The motorcade approached the third assassin, Nedjelko Cabrinovic, who hurled his hand grenade at the Archduke’s car. It was a direct hit, striking the car’s folded back convertible cover right next to Archduke. But the assassin had failed to take into account the ten-second fuse. The grenade bounced innocuously off the convertible cover and landed on the street, exploding under the next car in the procession. Two passengers in that car were wounded.

As Franz Ferdinand and Sophia’s car sped off to City Hall, Cabrinovic downed his suicide vial and jumped into the river to drown. But the river was only four inches deep. And the cyanide was expired. Cabrinovic sprawled out in shallow water and vomited.

The remaining assassins took off. The youngest, 19-year-old Princip, walked to Schiller’s Delicatessen off Appel Quay on Franz Joseph Street.  He was a university student with tuberculosis. He was determined to put the little that was left of his life to good use by killing the Archduke. But now, with the assassination plot foiled, he contemplated suicide.

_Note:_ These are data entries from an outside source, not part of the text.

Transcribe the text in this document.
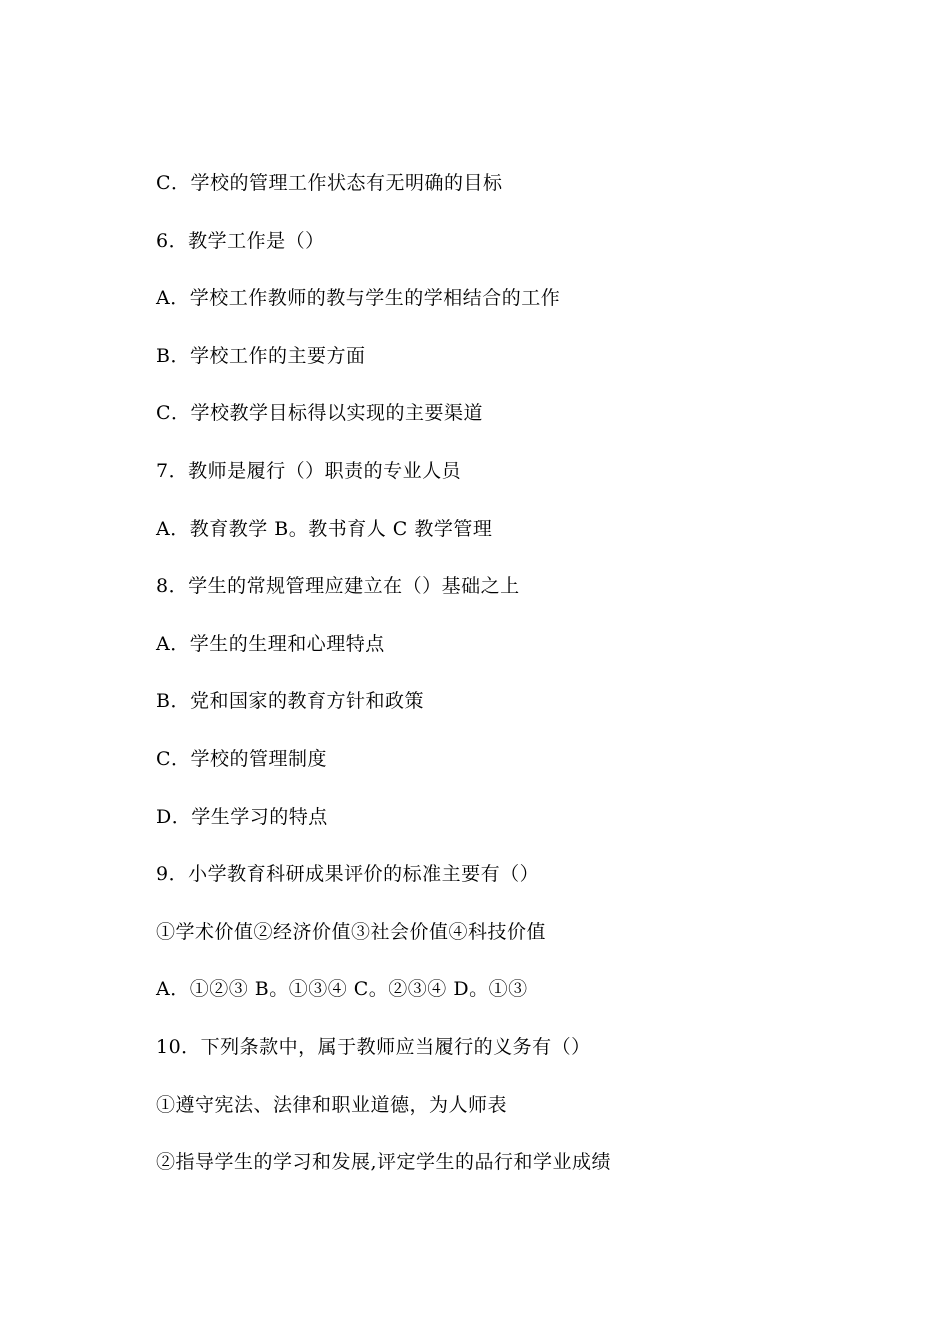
C．学校的管理工作状态有无明确的目标
6．教学工作是（）
A．学校工作教师的教与学生的学相结合的工作
B．学校工作的主要方面
C．学校教学目标得以实现的主要渠道
7．教师是履行（）职责的专业人员
A．教育教学 B。教书育人 C 教学管理
8．学生的常规管理应建立在（）基础之上
A．学生的生理和心理特点
B．党和国家的教育方针和政策
C．学校的管理制度
D．学生学习的特点
9．小学教育科研成果评价的标准主要有（）
①学术价值②经济价值③社会价值④科技价值
A．①②③ B。①③④ C。②③④ D。①③
10．下列条款中，属于教师应当履行的义务有（）
①遵守宪法、法律和职业道德，为人师表
②指导学生的学习和发展,评定学生的品行和学业成绩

Franz Ferdinand and Sophia, June 28, 1914

Franz Ferdinand and Sophia leaving Sarajevo City Hall, June 28, 1914

Franz Ferdinand and Sophia arrived at City Hall and endured a reception and speech by the mayor whom the Archduke blamed for the bomb thrower. The imperial security guards urged the Archduke to leave town immediately, fearing more attempts on his life. He waved the warnings off and ordered to be driven to the hospital to visit those wounded in the grenade attack.

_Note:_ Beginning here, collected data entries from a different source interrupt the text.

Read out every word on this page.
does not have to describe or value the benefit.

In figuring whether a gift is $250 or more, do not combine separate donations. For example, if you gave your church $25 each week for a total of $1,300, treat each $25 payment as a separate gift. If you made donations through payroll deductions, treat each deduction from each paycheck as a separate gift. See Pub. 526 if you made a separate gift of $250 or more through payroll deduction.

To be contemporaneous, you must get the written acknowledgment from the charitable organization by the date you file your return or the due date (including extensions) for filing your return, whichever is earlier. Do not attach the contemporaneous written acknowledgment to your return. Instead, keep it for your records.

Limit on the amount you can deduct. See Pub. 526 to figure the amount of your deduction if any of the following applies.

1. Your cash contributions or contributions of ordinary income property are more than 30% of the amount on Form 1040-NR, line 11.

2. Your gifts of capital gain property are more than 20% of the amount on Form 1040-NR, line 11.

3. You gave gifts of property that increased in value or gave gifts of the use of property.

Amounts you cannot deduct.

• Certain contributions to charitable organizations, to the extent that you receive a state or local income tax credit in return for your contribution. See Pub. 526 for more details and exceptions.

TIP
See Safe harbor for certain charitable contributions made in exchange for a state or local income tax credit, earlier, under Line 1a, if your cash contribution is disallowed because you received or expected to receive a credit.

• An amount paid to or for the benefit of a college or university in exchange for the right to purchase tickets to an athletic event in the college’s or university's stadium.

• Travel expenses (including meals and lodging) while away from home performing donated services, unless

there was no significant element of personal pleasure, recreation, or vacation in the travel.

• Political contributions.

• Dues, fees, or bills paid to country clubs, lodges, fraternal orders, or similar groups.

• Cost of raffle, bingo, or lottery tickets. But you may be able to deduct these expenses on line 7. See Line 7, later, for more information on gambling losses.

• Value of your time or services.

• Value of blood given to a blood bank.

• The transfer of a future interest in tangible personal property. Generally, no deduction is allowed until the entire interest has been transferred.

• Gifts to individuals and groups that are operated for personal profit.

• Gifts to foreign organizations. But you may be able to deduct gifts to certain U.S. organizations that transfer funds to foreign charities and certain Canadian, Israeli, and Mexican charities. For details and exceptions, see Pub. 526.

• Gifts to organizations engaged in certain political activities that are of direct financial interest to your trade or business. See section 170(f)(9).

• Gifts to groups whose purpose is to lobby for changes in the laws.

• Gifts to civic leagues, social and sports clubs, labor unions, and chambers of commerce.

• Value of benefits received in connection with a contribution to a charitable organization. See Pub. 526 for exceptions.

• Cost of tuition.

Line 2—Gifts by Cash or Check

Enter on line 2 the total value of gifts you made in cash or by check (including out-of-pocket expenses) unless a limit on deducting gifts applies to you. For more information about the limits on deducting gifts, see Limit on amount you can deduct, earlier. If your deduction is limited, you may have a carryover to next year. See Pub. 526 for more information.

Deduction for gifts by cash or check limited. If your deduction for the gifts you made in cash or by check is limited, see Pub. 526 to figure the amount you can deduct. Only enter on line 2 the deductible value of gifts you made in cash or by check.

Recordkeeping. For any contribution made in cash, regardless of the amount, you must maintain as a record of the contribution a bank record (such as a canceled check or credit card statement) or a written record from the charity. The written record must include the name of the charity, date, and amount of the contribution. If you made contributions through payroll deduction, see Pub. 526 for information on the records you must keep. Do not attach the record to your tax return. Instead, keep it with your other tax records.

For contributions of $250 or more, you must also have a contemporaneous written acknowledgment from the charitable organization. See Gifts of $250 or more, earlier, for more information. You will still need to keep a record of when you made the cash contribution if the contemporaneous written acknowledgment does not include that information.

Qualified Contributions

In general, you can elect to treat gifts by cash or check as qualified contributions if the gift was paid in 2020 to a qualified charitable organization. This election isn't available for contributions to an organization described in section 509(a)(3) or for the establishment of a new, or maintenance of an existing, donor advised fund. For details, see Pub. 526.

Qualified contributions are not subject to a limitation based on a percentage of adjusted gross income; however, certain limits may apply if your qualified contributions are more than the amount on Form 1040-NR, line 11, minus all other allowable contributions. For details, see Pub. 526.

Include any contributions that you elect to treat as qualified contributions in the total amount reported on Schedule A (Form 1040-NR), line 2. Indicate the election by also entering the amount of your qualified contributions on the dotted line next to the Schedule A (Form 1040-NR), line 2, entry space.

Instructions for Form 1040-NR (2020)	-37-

The dignitaries saddled up, but the drivers weren’t told of the plans and assumed the procession would continue along the initial parade route. When the lead car left the Appel Quay and took a sudden turn on Franz Josef Street, the other cars followed. An official with the royal couple in the third car noticed the misdirection and called out for the procession to stop.

Princip was standing in front of Schiller’s, not having yet taken his cyanide. He looked up only to see an extravagant plumage of green ostrich feathers bobbing in the back seat of the Gräf & Stift phaeton. It was Franz Ferdinand’s imperial hat, paired with Sophia’s wide-brimmed white touring head covering.

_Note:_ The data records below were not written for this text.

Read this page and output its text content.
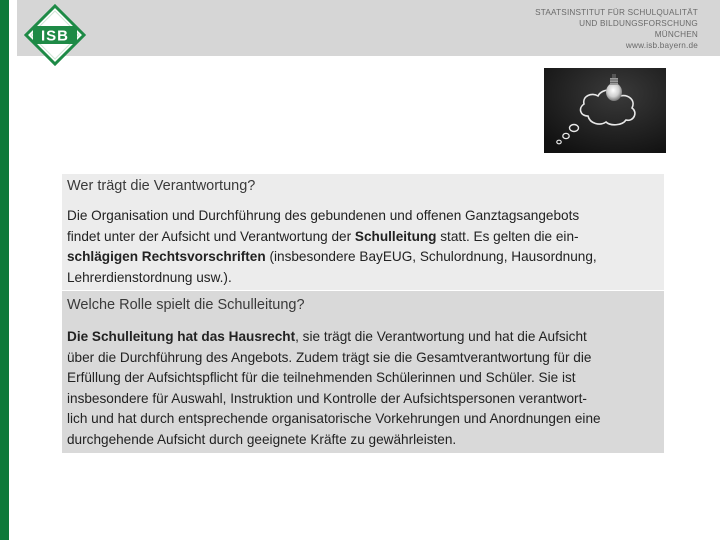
ISB
STAATSINSTITUT FÜR SCHULQUALITÄT
UND BILDUNGSFORSCHUNG
MÜNCHEN
www.isb.bayern.de
Wer trägt die Verantwortung?

Die Organisation und Durchführung des gebundenen und offenen Ganztagsangebots
findet unter der Aufsicht und Verantwortung der Schulleitung statt. Es gelten die ein-
schlägigen Rechtsvorschriften (insbesondere BayEUG, Schulordnung, Hausordnung,
Lehrerdienstordnung usw.).

Welche Rolle spielt die Schulleitung?

Die Schulleitung hat das Hausrecht, sie trägt die Verantwortung und hat die Aufsicht
über die Durchführung des Angebots. Zudem trägt sie die Gesamtverantwortung für die
Erfüllung der Aufsichtspflicht für die teilnehmenden Schülerinnen und Schüler. Sie ist
insbesondere für Auswahl, Instruktion und Kontrolle der Aufsichtspersonen verantwort-
lich und hat durch entsprechende organisatorische Vorkehrungen und Anordnungen eine
durchgehende Aufsicht durch geeignete Kräfte zu gewährleisten.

Illustration of the assassinationBraking had caused the Gräf & Stift to stall, and as the driver struggled to re-start it, Princip removed his pistol from his coat pocket, stepped on the car’s running board of the car and fired two shots. The first hit Franz Ferdinand in the neck severing his jugular. The second hit Sophia in the abdomen. “Sophie, Sophie!,” Franz Ferdinand cried, “Don’t die! Live for our children!” Sophie died minutes later, followed by the Archduke.

The rest is history.

Map showing timeline and location of assassination in 1914Emperor Franz Josef used the assassination as an occasion to eradicate the Serbian menace by conquering the Kingdom of Serbia. The alliance system, which had kept Europe’s Great Powers in rough balance, kicked into action, triggering a cascade of belligerence like the tipping of a domino.

  • Because Austria-Hungary declared war on Serbia, Serbia’s ally, Russia, declared war on Austria-Hungary.
  • Because Russia declared war on Austria-Hungary, Germany declared war on Russia.
  • Because Germany declared war on Russia, France declared war on Germany.
  • Because Germany and France were at war, Great Britain rushed in to support France.

A German prisoner and British wounded walk to aid station during the Battle of the Somme, 1916.

By early August, almost all Europe was at war. Four years later, over 20 million would be dead. Four empires would lay in ruins. Violent revolution would overthrow governments from the eastern border of France to the Sea of Japan.

But World War I was just the beginning of what was, in truth, a Thirty Years War ending in 1945. Without World War I, there never would have been a Great Depression, fascist dictators, global Communism, World War II, the Korean War, the Vietnam War, or the Cold War. World War I made all this possible. It was the Pandora’s Box from which the demons of the 20th Century were unleashed.

And it all began with a wrong turn. It’s humbling to know the minutiae on which history turns.